Much has been written here since 6/23/20 when Beth Kindig said FSLY May not be worth current share price. I appreciate the examples of what FSLY can do that others can’t; but, I believe Peter Offringa at Softwareatackinvesting.com said it well back in November how FASLY is different:
I edited very little from The following. I recommend reading the entirety of his Blog.
-Edge Compute (Copute@edge)is the newest offering from Fastly and the area with the most potential. In the other five product areas, Fastly’s offering is equal to or incrementally better than that of competitors. These are still areas of commoditization, where competition around features and price will continue.
Where Fastly is making its big bet and primary technology investment going forward is in edge computing. This involves providing programmability for customers in multiple, distributed locations. The benefit for customers is similar to the driver behind CDN. By moving processing and delivery closer to end users, customers can reduce latency and bandwidth requirements associated with sending all requests to a central data center. Fastly achieves programmability by exposing a hosted runtime and development environment for customers on its POP servers.
This is important for investors to consider, as this capability hasn’t existed previously. A plethora of use cases have emerged in the last couple of years that elevate the priority of running code closer to the edge of the network.
Fastly’s intent to focus on edge computing was taken to the next level in November 2019, with the announcement of their Compute@Edge product. This offers a language-agnostic compute environment running on Fastly’s distributed network. It is designed to allow developers to build more advanced edge applications with “greater security, more robust logic, and new levels of performance”.
The platform is deployed in a “serverless” model, which means that Fastly is not continuously running servers with customer code waiting for user requests. Funny, “serverless” is a bit of a misnomer. A server still processes code in response to a user request. It’s just that this server is not started until the request comes in, versus the normal model of keeping a server running continuously with active threads waiting for requests.
In Fastly’s model, when a request comes to a POP, the edge compute platform spins up a web container to process that specific request. In the past, this server start-up involves noticeable latency, ranging from hundreds of milliseconds to even several seconds. If a user request has to wait more than 100-200 milliseconds for a server response (not including time to process and return content), then the lag becomes noticeable to humans. Fastly claims their servers can start up in 35 microseconds, which is extremely fast and pretty much obviates the core argument against serverless modes of operation in the past. Fastly claims this is 100x faster than competitive serverless solutions. This is a fair assessment, as AWS Lambda previously took several hundred milliseconds and now requires at least several milliseconds to boot.

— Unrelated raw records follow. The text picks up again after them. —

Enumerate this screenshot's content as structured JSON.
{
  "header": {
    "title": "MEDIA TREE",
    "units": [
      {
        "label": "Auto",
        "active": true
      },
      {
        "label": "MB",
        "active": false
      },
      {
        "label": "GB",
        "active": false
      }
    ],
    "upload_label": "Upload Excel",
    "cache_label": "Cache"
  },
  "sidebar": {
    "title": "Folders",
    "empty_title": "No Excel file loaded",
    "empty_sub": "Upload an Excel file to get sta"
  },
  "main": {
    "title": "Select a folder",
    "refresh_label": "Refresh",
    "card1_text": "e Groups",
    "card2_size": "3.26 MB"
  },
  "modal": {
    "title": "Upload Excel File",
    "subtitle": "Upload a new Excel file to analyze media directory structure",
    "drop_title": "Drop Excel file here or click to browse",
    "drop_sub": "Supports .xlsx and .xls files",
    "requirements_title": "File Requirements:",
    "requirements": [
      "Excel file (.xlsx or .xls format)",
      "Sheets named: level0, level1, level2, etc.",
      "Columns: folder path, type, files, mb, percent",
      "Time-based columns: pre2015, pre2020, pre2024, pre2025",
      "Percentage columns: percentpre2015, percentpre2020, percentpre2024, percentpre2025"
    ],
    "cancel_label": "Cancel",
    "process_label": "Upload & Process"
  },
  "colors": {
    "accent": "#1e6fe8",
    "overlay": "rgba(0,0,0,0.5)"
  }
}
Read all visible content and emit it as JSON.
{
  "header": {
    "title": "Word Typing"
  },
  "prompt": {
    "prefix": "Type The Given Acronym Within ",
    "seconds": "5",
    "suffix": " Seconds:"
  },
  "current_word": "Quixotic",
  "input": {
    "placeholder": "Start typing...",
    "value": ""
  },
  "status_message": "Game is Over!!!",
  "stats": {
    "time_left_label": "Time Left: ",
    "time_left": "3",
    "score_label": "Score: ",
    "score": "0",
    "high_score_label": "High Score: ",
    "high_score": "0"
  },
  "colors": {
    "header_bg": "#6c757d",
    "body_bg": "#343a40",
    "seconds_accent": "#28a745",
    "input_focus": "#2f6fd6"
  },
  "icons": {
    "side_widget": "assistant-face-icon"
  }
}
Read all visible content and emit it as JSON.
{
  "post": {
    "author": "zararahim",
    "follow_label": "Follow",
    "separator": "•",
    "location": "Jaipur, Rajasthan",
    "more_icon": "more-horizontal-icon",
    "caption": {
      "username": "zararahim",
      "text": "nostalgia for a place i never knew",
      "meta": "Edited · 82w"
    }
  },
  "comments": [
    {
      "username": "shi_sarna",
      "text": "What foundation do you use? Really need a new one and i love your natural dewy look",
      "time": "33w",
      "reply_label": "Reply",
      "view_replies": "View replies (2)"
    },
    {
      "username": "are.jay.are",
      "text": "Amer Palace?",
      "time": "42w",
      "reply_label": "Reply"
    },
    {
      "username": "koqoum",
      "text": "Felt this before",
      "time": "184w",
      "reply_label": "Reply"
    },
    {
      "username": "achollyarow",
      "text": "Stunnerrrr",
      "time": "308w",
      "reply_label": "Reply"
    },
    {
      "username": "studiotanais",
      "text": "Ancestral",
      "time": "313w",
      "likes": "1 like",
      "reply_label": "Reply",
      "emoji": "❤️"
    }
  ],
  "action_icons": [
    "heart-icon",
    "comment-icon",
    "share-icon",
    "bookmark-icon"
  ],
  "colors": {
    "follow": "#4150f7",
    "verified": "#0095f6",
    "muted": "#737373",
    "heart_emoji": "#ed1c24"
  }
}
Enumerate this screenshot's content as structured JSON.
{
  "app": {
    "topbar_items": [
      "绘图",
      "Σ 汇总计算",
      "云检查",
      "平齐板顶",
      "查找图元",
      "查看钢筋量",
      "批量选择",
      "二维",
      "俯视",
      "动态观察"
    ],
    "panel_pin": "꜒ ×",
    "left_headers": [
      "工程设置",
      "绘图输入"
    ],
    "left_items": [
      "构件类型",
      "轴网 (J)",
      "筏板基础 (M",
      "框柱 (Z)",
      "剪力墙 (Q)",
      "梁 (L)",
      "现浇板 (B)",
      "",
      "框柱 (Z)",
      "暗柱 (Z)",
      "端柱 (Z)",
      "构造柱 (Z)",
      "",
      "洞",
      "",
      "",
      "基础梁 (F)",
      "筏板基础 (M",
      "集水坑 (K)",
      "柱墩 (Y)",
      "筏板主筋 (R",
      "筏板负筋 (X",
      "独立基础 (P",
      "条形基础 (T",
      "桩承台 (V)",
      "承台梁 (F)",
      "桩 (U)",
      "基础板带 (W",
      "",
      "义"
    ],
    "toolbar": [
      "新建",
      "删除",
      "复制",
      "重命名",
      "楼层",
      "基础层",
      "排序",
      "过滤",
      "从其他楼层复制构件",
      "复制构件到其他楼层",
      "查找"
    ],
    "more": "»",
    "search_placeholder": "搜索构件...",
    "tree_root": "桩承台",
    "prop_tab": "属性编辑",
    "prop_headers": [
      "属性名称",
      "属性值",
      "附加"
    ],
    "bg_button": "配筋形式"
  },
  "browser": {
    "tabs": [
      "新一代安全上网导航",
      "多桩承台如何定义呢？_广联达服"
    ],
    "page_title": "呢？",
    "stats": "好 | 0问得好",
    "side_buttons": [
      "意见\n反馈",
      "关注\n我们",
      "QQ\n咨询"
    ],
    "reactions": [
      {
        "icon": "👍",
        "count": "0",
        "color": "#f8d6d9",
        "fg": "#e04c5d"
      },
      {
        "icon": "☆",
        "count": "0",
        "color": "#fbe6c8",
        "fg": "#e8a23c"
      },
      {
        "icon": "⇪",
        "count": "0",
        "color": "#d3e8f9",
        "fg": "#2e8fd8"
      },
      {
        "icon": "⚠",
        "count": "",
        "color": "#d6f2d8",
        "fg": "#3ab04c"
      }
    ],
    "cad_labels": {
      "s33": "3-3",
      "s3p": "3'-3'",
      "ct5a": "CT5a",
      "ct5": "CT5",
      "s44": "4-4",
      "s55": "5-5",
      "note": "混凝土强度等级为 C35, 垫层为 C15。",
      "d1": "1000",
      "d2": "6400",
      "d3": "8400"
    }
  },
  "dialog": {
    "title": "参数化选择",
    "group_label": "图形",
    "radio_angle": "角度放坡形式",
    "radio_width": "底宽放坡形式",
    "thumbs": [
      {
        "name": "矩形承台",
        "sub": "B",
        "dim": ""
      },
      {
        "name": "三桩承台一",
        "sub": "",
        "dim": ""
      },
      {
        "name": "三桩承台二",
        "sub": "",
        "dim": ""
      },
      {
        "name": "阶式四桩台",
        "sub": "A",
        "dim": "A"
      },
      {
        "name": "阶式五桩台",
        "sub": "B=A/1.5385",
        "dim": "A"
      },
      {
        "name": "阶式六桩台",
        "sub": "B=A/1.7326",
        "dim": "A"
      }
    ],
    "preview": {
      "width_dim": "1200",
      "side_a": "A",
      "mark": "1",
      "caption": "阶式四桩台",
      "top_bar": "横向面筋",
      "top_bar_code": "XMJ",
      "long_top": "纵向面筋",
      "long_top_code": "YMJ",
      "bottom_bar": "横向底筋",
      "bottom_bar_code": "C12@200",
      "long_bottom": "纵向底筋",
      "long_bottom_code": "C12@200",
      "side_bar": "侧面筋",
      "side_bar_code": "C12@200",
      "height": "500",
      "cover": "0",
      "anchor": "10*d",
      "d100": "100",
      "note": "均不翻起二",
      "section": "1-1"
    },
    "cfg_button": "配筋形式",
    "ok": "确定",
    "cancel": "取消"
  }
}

The engine behind Fastly’s serverless infrastructure is based on WebAssembly, which was originally designed to allow browsers to run code locally, but has been extended to the server. WebAssembly is a great framework for this, as it is already designed for high performance, low memory footprint and security. Fastly built their own compiler and runtime, called Lucet, which leverages and extends WebAssembly for server-side execution requirements. You can read about Lucet in this blog post. It has been open sourced, so that developers understand how it works.
Me Here: I don’t try to make a habit of investing in the hope of a future TAM. I believe current share price is more than enough to explain current FSLY offerings. I don’t understand why FSLY’s margins are 30% lower than NET’s. It could be this next level R&D that FSLY has put together for actual computing at edge is the reason?
I’ve reduced my allocation In FSLY having more than doubled since their earning report from 14% to 5%. I put 5% back into TWLO after what I believed was better than FSLY’s. I still don’t like how the TWLO CEO characterized growth the prior two quarters (with SendGrid acquisition confusing the numbers) but Wow. They’re rev growth acceleration apples to apples (without SendGrid) was great and their margins are much better than FSLY.
I put the rest of what was in Fastly into WORK after their great quarter that wasn’t as good as Zm; but WORK’s 87% margins (twice that of FSLY) and currently higher rev growth than is projected for FSLY, I like this one better now. I understand how WORK is a communications platform (eg Zm integration) and only a little how it wouldn’t compete with Zm if when Zm expands its Ability to become a platform.
I continue also to hold NET at 5% due primarily to their fast pace of product development and 70% margins, higher than FSLY and TWLO.